Private and public museums and galleries

Victoroff. Visual Artist's Business and Legal Guide
Klein, Larry. Exhibits: Planning and Design. Madison Square Press, New York 1986
Witteborg, Lothar. A Practical Guide for Temporary Exhibitions. Smithsonian Institution, 1981
Karp and Lavine. Exhibiting Cultures Smithsonian Institution, 1991.
Neal, Arminta.
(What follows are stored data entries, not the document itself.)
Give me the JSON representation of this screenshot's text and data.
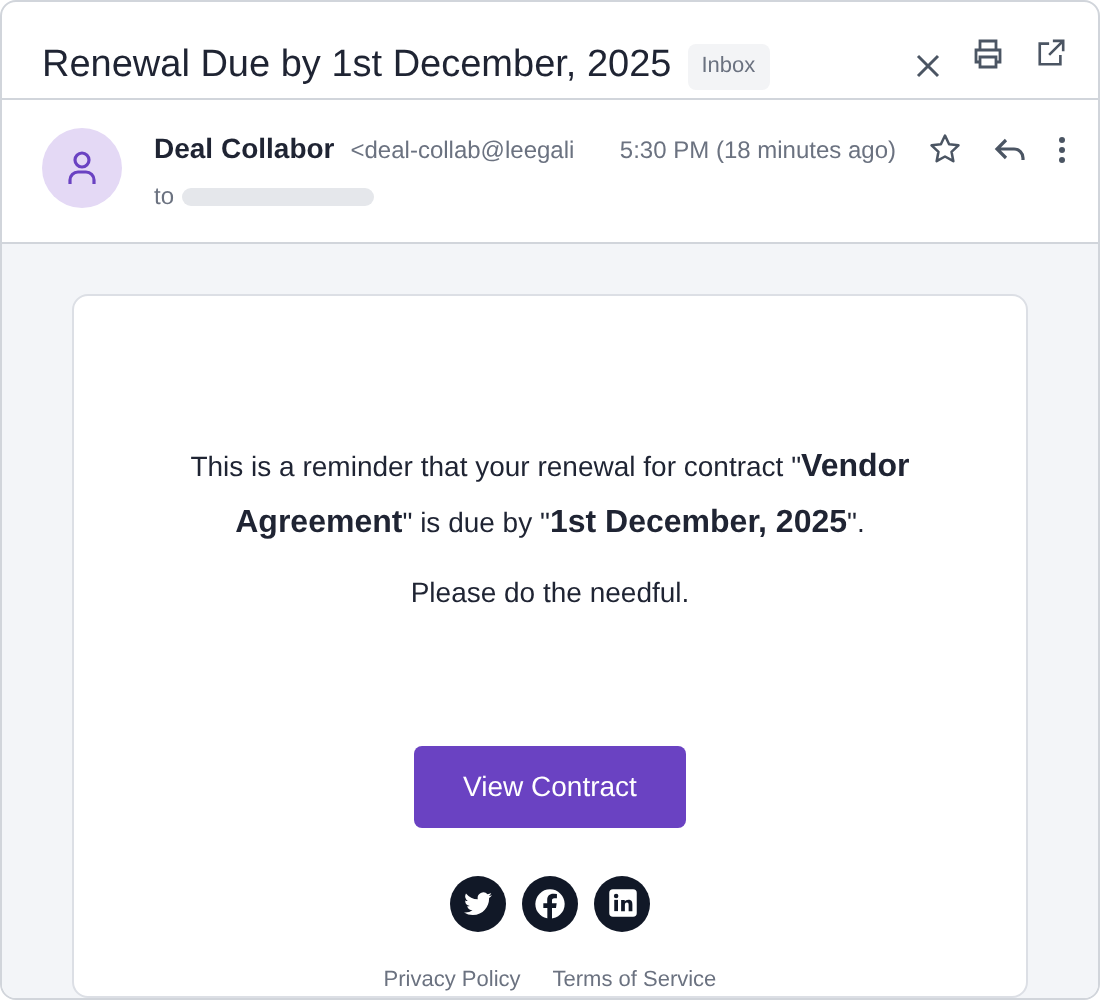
{
  "header": {
    "subject": "Renewal Due by 1st December, 2025",
    "label": "Inbox"
  },
  "message": {
    "sender_name": "Deal Collabor",
    "sender_email": "<deal-collab@leegali",
    "time": "5:30 PM (18 minutes ago)",
    "to_label": "to",
    "starred": false
  },
  "body": {
    "paragraphs": [
      "This is a reminder that your renewal for contract \"**Vendor Agreement**\" is due by \"**1st December, 2025**\".",
      "Please do the needful."
    ],
    "button": "View Contract",
    "social": [
      {
        "kind": "twitter"
      },
      {
        "kind": "facebook"
      },
      {
        "kind": "linkedin"
      }
    ],
    "footer_links": [
      "Privacy Policy",
      "Terms of Service"
    ]
  }
}
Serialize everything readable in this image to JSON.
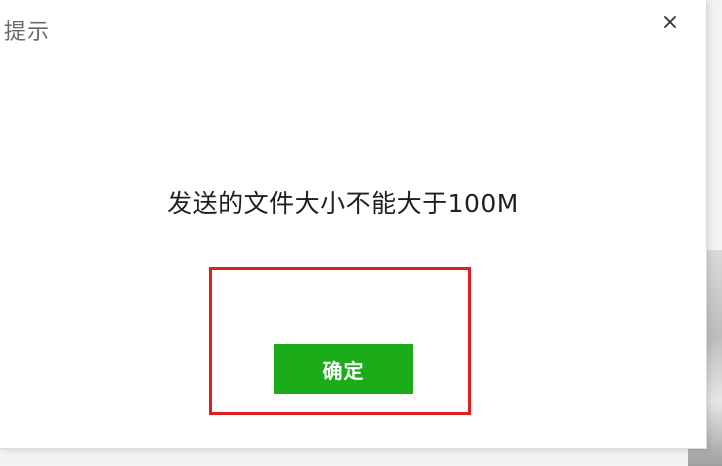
{
  "dialog": {
    "title": "提示",
    "message": "发送的文件大小不能大于100M",
    "ok_label": "确定",
    "close_icon": "close-icon"
  },
  "colors": {
    "primary_button": "#1aad19",
    "highlight_border": "#e02020"
  }
}
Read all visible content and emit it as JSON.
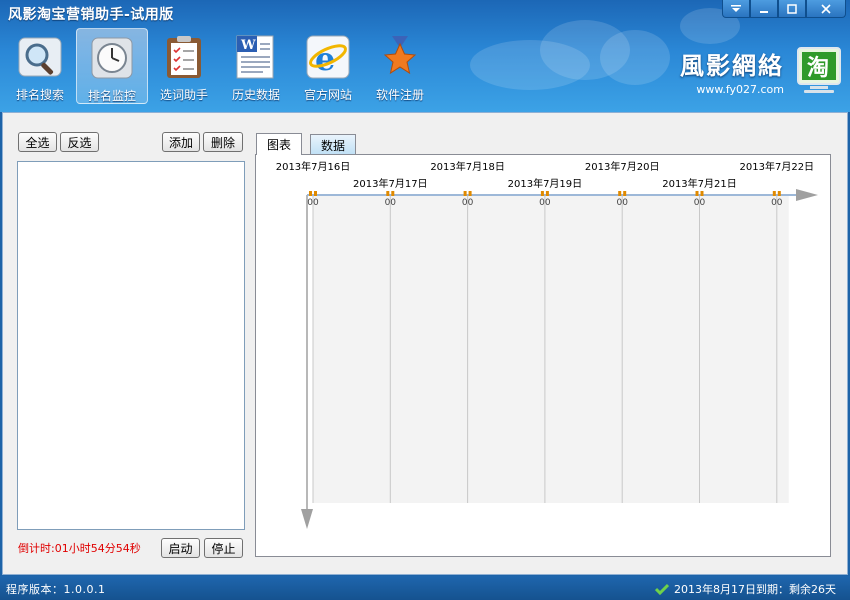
{
  "window": {
    "title": "风影淘宝营销助手-试用版",
    "controls": [
      "menu",
      "minimize",
      "maximize",
      "close"
    ]
  },
  "toolbar": {
    "items": [
      {
        "label": "排名搜索",
        "icon": "magnifier-icon",
        "active": false
      },
      {
        "label": "排名监控",
        "icon": "clock-icon",
        "active": true
      },
      {
        "label": "选词助手",
        "icon": "clipboard-icon",
        "active": false
      },
      {
        "label": "历史数据",
        "icon": "word-document-icon",
        "active": false
      },
      {
        "label": "官方网站",
        "icon": "ie-browser-icon",
        "active": false
      },
      {
        "label": "软件注册",
        "icon": "star-medal-icon",
        "active": false
      }
    ]
  },
  "brand": {
    "name": "風影網絡",
    "url": "www.fy027.com",
    "logo_char": "淘"
  },
  "left_panel": {
    "select_all": "全选",
    "invert_select": "反选",
    "add": "添加",
    "delete": "删除",
    "countdown": "倒计时:01小时54分54秒",
    "start": "启动",
    "stop": "停止"
  },
  "tabs": [
    {
      "label": "图表",
      "selected": true
    },
    {
      "label": "数据",
      "selected": false
    }
  ],
  "chart_data": {
    "type": "line",
    "x": [
      "2013年7月16日",
      "2013年7月17日",
      "2013年7月18日",
      "2013年7月19日",
      "2013年7月20日",
      "2013年7月21日",
      "2013年7月22日"
    ],
    "point_labels": [
      "00",
      "00",
      "00",
      "00",
      "00",
      "00",
      "00"
    ],
    "colors": {
      "axis": "#a0a0a0",
      "grid": "#c8c8c8",
      "band": "#f3f3f3",
      "line": "#9db8d8",
      "marker": "#e08a00"
    }
  },
  "status": {
    "version": "程序版本：1.0.0.1",
    "expiry": "2013年8月17日到期：剩余26天"
  },
  "colors": {
    "header_top": "#1c67b6",
    "header_bottom": "#3ca2e6",
    "countdown": "#e00000"
  }
}
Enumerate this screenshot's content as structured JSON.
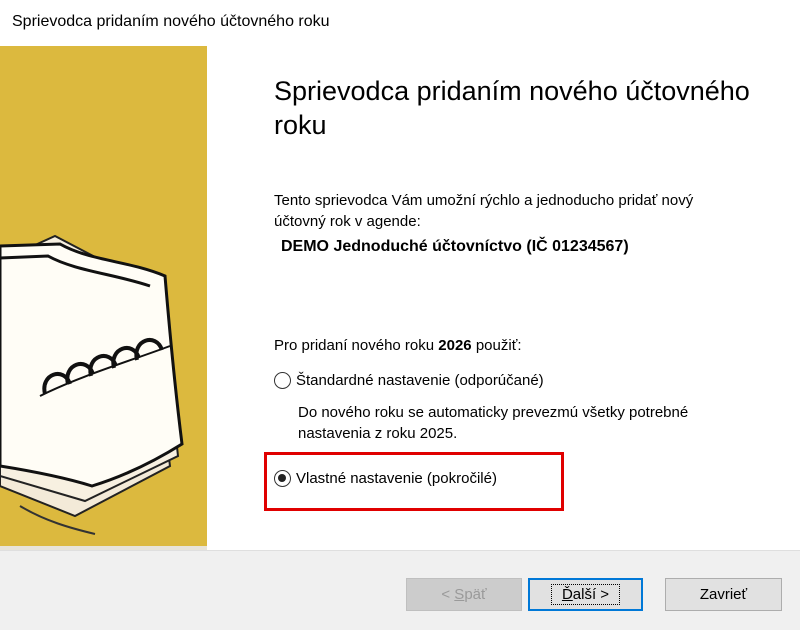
{
  "window": {
    "title": "Sprievodca pridaním nového účtovného roku"
  },
  "wizard": {
    "heading": "Sprievodca pridaním nového účtovného roku",
    "intro": "Tento sprievodca Vám umožní rýchlo a jednoducho pridať nový účtovný rok v agende:",
    "agenda_name": "DEMO Jednoduché účtovníctvo (IČ 01234567)",
    "year_prefix": "Pro pridaní nového roku",
    "year": "2026",
    "year_suffix": "použiť:",
    "options": [
      {
        "label": "Štandardné nastavenie (odporúčané)",
        "description": "Do nového roku se automaticky prevezmú všetky potrebné nastavenia z roku 2025.",
        "selected": false
      },
      {
        "label": "Vlastné nastavenie (pokročilé)",
        "selected": true
      }
    ],
    "highlight_color": "#e00000",
    "sidebar_color": "#dcb93e"
  },
  "buttons": {
    "back": {
      "prefix": "< ",
      "mnemonic": "S",
      "rest": "päť",
      "enabled": false
    },
    "next": {
      "mnemonic": "Ď",
      "rest": "alší",
      "suffix": " >"
    },
    "close": {
      "label": "Zavrieť"
    }
  },
  "icons": {
    "sidebar_art": "notepad-icon"
  }
}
Exhibits for the Small Museum, American Association for State and Local History, 1976

Letter grade designation:

A   Mastery of course objectives, exceptional knowledge and understanding of subject matter and demonstrated excellence in the application of theory and technique on assigned projects and outstanding craftsmanship.

B   Mastery of course objectives, above average knowledge and understanding of subject matter and above average craftsmanship.

C   Mastery of course objectives, acceptable knowledge and understanding of subject matter, application of theory and technique on assigned projects and acceptable craftsmanship.